Lou Harrison belongs to that stubborn, iconoclastic Yankee school of last century that began with Ives and Ruggles and continued with Harry Partch, Cage, Henry Cowell, Henry Brant and Harrison himself. Harrison refused tamely to submit to the requirements of "Western" modern classical as defined in his lifetime. He was one of the more dramatically effective and inventive proponents of an "East-Meets-West" eclectic originality.
We hear this all very clearly on a well-realized three-work anthology. Violinist Tim Fain, pianist Michael Boriskin and the PostClassic Ensemble under Angel Gil-Ordonez bring to us a well finessed reading of Violin Concerto, Grand Duo and Double Music (with John Cage) (Naxos 8.559825).
Fain has the right combination of rhapsodic projection and modern sonar facticity. The same might be said in pianistic terms for Michael Boriskin.
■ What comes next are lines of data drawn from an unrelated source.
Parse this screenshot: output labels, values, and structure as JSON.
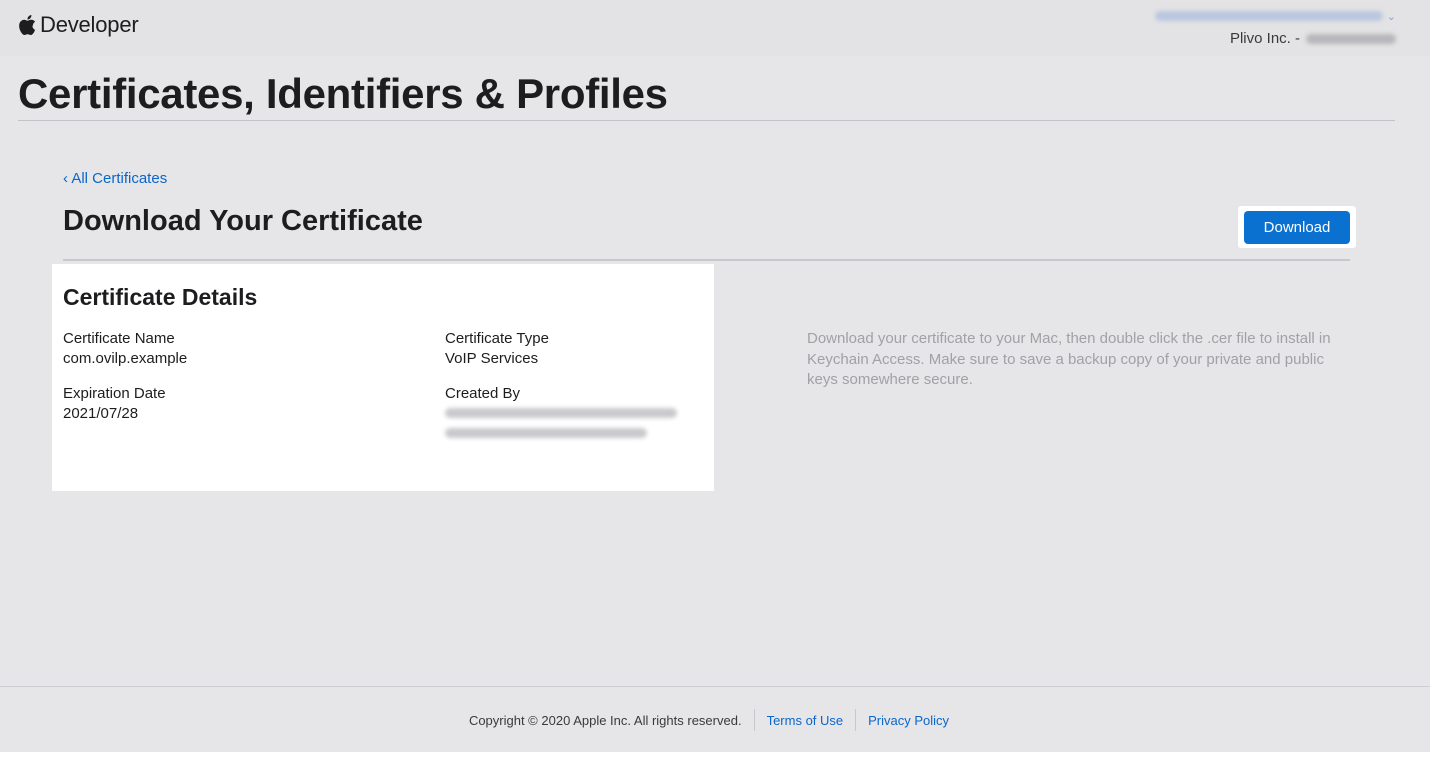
{
  "header": {
    "brand_label": "Developer",
    "team_label": "Plivo Inc. -"
  },
  "page": {
    "title": "Certificates, Identifiers & Profiles",
    "back_link": "‹ All Certificates",
    "section_title": "Download Your Certificate",
    "download_button": "Download"
  },
  "details": {
    "title": "Certificate Details",
    "fields": {
      "name_label": "Certificate Name",
      "name_value": "com.ovilp.example",
      "type_label": "Certificate Type",
      "type_value": "VoIP Services",
      "expiration_label": "Expiration Date",
      "expiration_value": "2021/07/28",
      "created_label": "Created By"
    }
  },
  "info": {
    "text": "Download your certificate to your Mac, then double click the .cer file to install in Keychain Access. Make sure to save a backup copy of your private and public keys somewhere secure."
  },
  "footer": {
    "copyright": "Copyright © 2020 Apple Inc. All rights reserved.",
    "terms": "Terms of Use",
    "privacy": "Privacy Policy"
  },
  "colors": {
    "accent": "#0a71d1",
    "link": "#0b66c9",
    "background": "#e6e6e8"
  }
}
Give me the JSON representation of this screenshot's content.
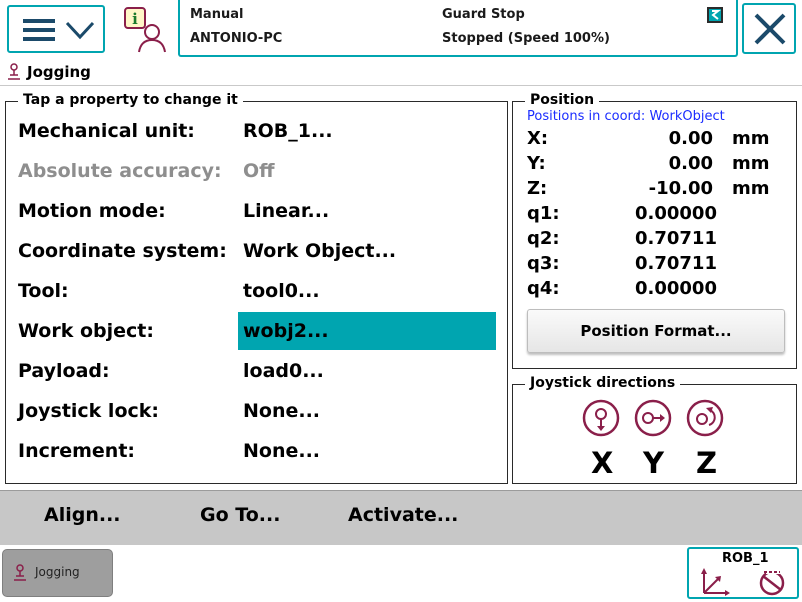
{
  "header": {
    "mode": "Manual",
    "controller": "ANTONIO-PC",
    "guard_state": "Guard Stop",
    "run_state": "Stopped (Speed 100%)"
  },
  "title": "Jogging",
  "properties": {
    "group_label": "Tap a property to change it",
    "rows": [
      {
        "label": "Mechanical unit:",
        "value": "ROB_1..."
      },
      {
        "label": "Absolute accuracy:",
        "value": "Off"
      },
      {
        "label": "Motion mode:",
        "value": "Linear..."
      },
      {
        "label": "Coordinate system:",
        "value": "Work Object..."
      },
      {
        "label": "Tool:",
        "value": "tool0..."
      },
      {
        "label": "Work object:",
        "value": "wobj2..."
      },
      {
        "label": "Payload:",
        "value": "load0..."
      },
      {
        "label": "Joystick lock:",
        "value": "None..."
      },
      {
        "label": "Increment:",
        "value": "None..."
      }
    ]
  },
  "position": {
    "group_label": "Position",
    "coord_caption": "Positions in coord: WorkObject",
    "linear": [
      {
        "label": "X:",
        "value": "0.00",
        "unit": "mm"
      },
      {
        "label": "Y:",
        "value": "0.00",
        "unit": "mm"
      },
      {
        "label": "Z:",
        "value": "-10.00",
        "unit": "mm"
      }
    ],
    "quaternion": [
      {
        "label": "q1:",
        "value": "0.00000"
      },
      {
        "label": "q2:",
        "value": "0.70711"
      },
      {
        "label": "q3:",
        "value": "0.70711"
      },
      {
        "label": "q4:",
        "value": "0.00000"
      }
    ],
    "format_button": "Position Format..."
  },
  "joystick": {
    "group_label": "Joystick directions",
    "axes": [
      "X",
      "Y",
      "Z"
    ]
  },
  "actions": {
    "align": "Align...",
    "goto": "Go To...",
    "activate": "Activate..."
  },
  "taskbar": {
    "jogging": "Jogging",
    "quickset_unit": "ROB_1"
  },
  "colors": {
    "accent": "#00a5b0",
    "selected_value_bg": "#00a5b0",
    "caption_blue": "#1a2cff",
    "icon_maroon": "#8a1f4a"
  },
  "icons": [
    "menu-icon",
    "chevron-down-icon",
    "info-icon",
    "event-log-icon",
    "close-icon",
    "jogging-icon",
    "joystick-x-icon",
    "joystick-y-icon",
    "joystick-z-icon",
    "coordinate-icon",
    "increment-off-icon"
  ]
}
The PostClassical Ensemble handles the various percussive and chamber requirements of the composer with a bit of dash and aplomb.
These are all nicely representative of Harrison at his finest. The Grand Duo (1988) is perhaps the lesser known of the three works and in some ways it brings us a Harrison slightly more integrated into Western classical tradition. That is, on the surface. Listen to the subtle interweaving of violin and piano parts and you will recognize something of the Harrison world expansiveness. It all takes place though in a more quietly underscored expressive way.
On the other hand the Violin Concerto (1940-1959) uses a percussion chamber group to suggest the more exotic allusions to gamelon and other non-Western music, which the violin in turn takes on with acute extroversion and seamless expressivity.
Harrison and Cage's breakthrough percussion work Double Music (1941) makes a decided break with Western norms to create an analogic new music entranced with and entrancing the non-Western elements that make a clearing and at the same time give momentum to the idea of New Music for percussion ensemble, which at that time was a very new idea. The lines intermix and continually vary within and against themselves. This is a fabulous version that stands out among the many recorded. It is that for its most musical approach, the way every phrase presents itself with great tensile strength and the near ghost of a rubato that applies torque and makes it all "swing," if you'll pardon a borrowed jazz term.
All told the Naxos release brings to us seminal Harrison played with ideal sympathy, creative fervor alternating with expressive quietude. The Naxos price helps make this CD well nigh irresistible.